This year has seen accelerated digital transformation of businesses, in particular retail, education and healthcare. With the rapid unplanned shift to digital channels and changes in consumer and business behaviour, a cyber criminal’s playground has just expanded.
2020 cyber attacks
Example types of 2020 cyber-attacks include:
- Phishing: remote working staff have been even more susceptible to phishing attacks, according to Ireland’s National Cyber Security Centre. With cyber criminals quickly capitalising on the human fear element surrounding Covid-19 and singling out business services that are currently under stress;
- Ransomware: attacks became more common. UK’s National Cyber Security Centre reported handling three times as many ransomware incidents from 2019. With attackers threatening to do more than just lockdown systems, but embarrass victims by disclosing sensitive details if they don’t make payment; and
- Credential Abuse: according to Akamai, credential stuffing spiked during September with cyber criminal’s targeting application programming interfaces an organisation provides about its customers’ accounts and payment transactions to obtain usernames and password lists.

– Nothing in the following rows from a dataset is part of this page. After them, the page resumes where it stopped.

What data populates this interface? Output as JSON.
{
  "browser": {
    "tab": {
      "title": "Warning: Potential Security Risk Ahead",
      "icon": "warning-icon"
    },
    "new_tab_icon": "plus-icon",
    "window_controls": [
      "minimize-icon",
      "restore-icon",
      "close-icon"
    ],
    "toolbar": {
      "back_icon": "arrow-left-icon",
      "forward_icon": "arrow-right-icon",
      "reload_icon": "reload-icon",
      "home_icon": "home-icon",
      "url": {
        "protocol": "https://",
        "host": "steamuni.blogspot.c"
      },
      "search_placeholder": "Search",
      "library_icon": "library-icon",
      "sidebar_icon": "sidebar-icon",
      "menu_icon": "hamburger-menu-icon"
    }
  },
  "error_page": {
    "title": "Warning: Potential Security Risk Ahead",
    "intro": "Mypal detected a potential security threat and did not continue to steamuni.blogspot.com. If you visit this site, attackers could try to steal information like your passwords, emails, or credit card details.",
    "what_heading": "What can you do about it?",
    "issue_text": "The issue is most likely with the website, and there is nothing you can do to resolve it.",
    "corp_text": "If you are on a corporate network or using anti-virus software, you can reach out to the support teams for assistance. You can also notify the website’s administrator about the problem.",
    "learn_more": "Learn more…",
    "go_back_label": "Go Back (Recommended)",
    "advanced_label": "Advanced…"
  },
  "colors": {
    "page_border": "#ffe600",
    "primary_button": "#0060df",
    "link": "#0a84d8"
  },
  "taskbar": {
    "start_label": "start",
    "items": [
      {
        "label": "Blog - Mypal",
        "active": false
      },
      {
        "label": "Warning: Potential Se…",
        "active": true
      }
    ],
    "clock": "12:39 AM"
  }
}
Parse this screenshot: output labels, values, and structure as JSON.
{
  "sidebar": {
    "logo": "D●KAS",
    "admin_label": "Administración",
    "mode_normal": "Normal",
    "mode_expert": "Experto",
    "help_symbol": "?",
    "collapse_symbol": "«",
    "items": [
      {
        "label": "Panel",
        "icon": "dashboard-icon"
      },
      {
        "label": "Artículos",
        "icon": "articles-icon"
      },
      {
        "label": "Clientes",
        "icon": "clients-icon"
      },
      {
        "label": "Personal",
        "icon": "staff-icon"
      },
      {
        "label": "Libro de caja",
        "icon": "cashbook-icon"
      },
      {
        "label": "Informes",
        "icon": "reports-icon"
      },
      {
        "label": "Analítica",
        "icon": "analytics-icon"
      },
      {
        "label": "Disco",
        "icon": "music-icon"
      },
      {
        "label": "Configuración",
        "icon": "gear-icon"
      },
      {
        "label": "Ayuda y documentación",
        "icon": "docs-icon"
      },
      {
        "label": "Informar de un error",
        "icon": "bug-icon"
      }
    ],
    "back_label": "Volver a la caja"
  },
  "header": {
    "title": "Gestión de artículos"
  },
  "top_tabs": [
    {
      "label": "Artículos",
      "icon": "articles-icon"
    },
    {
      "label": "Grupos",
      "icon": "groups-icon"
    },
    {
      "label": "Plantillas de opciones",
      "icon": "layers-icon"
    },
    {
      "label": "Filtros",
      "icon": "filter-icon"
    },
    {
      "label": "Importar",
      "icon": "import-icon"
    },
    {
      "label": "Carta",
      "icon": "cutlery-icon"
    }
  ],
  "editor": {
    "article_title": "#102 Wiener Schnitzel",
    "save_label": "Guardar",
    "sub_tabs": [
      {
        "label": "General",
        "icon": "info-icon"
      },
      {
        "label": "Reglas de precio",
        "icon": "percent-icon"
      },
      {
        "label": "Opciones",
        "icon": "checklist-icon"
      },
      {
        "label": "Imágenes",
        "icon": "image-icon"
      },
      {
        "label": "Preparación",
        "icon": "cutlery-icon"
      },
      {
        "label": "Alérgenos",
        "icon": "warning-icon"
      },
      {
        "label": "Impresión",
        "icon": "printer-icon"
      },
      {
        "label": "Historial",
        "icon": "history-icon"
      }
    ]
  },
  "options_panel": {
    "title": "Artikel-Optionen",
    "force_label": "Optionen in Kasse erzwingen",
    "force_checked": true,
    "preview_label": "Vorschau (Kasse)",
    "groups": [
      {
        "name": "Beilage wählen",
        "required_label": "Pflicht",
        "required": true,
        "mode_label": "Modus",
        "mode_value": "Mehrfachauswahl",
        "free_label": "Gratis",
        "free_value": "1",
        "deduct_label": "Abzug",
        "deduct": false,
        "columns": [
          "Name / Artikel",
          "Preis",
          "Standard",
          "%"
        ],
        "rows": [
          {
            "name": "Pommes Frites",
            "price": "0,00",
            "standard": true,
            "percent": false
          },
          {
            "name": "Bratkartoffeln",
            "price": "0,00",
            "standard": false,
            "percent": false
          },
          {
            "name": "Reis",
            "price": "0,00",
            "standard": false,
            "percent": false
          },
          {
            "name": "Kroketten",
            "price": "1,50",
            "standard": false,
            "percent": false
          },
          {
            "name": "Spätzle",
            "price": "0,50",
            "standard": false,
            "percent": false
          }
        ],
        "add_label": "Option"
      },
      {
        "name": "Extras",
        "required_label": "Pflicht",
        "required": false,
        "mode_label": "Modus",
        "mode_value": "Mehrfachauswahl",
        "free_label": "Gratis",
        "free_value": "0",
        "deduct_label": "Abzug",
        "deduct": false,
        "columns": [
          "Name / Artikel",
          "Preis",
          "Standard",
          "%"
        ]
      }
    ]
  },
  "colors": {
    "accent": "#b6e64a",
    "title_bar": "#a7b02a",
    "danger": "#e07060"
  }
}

Current cyber security challenges
Digital transformation changes an organisations’ cyber security threat and risk landscape. Current cyber security challenges faced by organisations include:
- Critical information assets (e.g. bulk sensitive personal data or public-facing web-site) could be targets of attack are not prioritised for investment
- Motivations of cyber criminals and type of cyber threats are not fully understood
- Incident response teams taking too long to reconstruct cyber-attacks and take action to stop them
Regardless of the type of nefarious activity an organisation may face, if a cyber threat materialises, a security incident can have a significant impact on an organisation in terms of cost, productivity and reputation. Being adequately prepared to detect and quickly respond to the changing nature of incidents will help to stop an attacker from inflicting further damage.
With the new year approaching, it’s time to plan your Cyber Security Strategy with these critical security challenges in mind. The strategy should ensure alignment between threat intelligence activities and business risks. Key activities will need to cover:
- Identify critical information assets which are essential to business operations, including underlying infrastructure.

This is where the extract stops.